Today’s gathering of the Karcher Creek Sewer District Board of Commissioners and the Port Orchard City Council may end in the approval of an extension of RH2’s contract, allowing the engineering company to complete Phase II of the joint wastewater treatment facility expansion.

“Things are going well in the field,” said Paul Gilligan, regional manager of RH2 Engineering, the company currently working on the project.

Gilligan said he believes the board’s frequent meetings and today’s joint meeting with the council may have something to do with the renewal of the contract.

He said he brought the required extension renewal to the board this month. RH2 Engineering has been involved in the plant upgrade from the beginning, having designed the improved plant.

“We have a contract that doesn’t extend through the completion of the project,” Gilligan said.

On the recommendations of Dick Warren, an engineering consultant hired by Port Orchard Mayor Kim Abel, the council decided on Aug. 9 against the original contract prepared by former City Engineer Larry Curles in favor of a contract that will provide RH2 with an initial $400,000 to begin construction management.

When RH2 spent approximately $300,000, the contract would again be presented to the council for review.
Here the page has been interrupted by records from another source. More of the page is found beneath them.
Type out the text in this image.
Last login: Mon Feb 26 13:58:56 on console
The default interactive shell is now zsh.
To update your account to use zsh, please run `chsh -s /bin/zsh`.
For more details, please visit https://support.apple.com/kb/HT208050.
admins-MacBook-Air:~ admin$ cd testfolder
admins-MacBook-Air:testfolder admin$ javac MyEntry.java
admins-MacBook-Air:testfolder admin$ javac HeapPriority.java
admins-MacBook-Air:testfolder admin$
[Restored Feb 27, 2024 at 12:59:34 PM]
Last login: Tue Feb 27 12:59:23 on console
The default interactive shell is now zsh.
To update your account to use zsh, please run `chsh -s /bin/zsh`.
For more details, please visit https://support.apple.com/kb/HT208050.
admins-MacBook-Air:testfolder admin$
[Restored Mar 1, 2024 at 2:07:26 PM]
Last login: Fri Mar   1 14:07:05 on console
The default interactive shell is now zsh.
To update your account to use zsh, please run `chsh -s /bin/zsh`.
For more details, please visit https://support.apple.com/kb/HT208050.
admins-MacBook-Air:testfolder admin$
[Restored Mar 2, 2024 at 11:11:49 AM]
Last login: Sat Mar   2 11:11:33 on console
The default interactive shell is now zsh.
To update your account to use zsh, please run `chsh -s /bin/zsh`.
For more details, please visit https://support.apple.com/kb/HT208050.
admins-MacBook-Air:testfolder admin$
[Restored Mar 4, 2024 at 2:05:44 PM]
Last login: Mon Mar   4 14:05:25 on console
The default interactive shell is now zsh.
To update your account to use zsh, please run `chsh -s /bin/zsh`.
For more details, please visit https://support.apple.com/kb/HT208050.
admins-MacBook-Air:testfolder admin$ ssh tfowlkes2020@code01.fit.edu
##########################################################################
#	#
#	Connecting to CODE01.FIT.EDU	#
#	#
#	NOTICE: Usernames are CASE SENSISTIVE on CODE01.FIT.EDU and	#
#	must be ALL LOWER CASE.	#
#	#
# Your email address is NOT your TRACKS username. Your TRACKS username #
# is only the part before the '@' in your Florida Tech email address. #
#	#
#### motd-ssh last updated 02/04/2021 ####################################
The council would then decide whether or not to award additional funds, a process some councilmembers believed would rightfully keep expenditures in the hands of the city.

Jeff Laycock, an RH2 Engineer and inspector for Phase II of the treatment plant expansion, said significant progress has been made and structures will become visable throughout the year.

“The concrete started,” Laycock said. “That’s been the majority of the work that’s been going on now.”

According to Laycock, the base and the walls for the biosolids tank has been poured and the contractor has continued to work through the wind and rain.

“We have a good de-watering system,” Laycock said.

Laycock expects Phase two to be complete early in the summer of 2006.

“Coming into the summer, you’ll be able to see more of the structure,” Laycock said.

“A lot of the work is from the ground up,” Laycock said. “It’s exciting to watch everything come together.”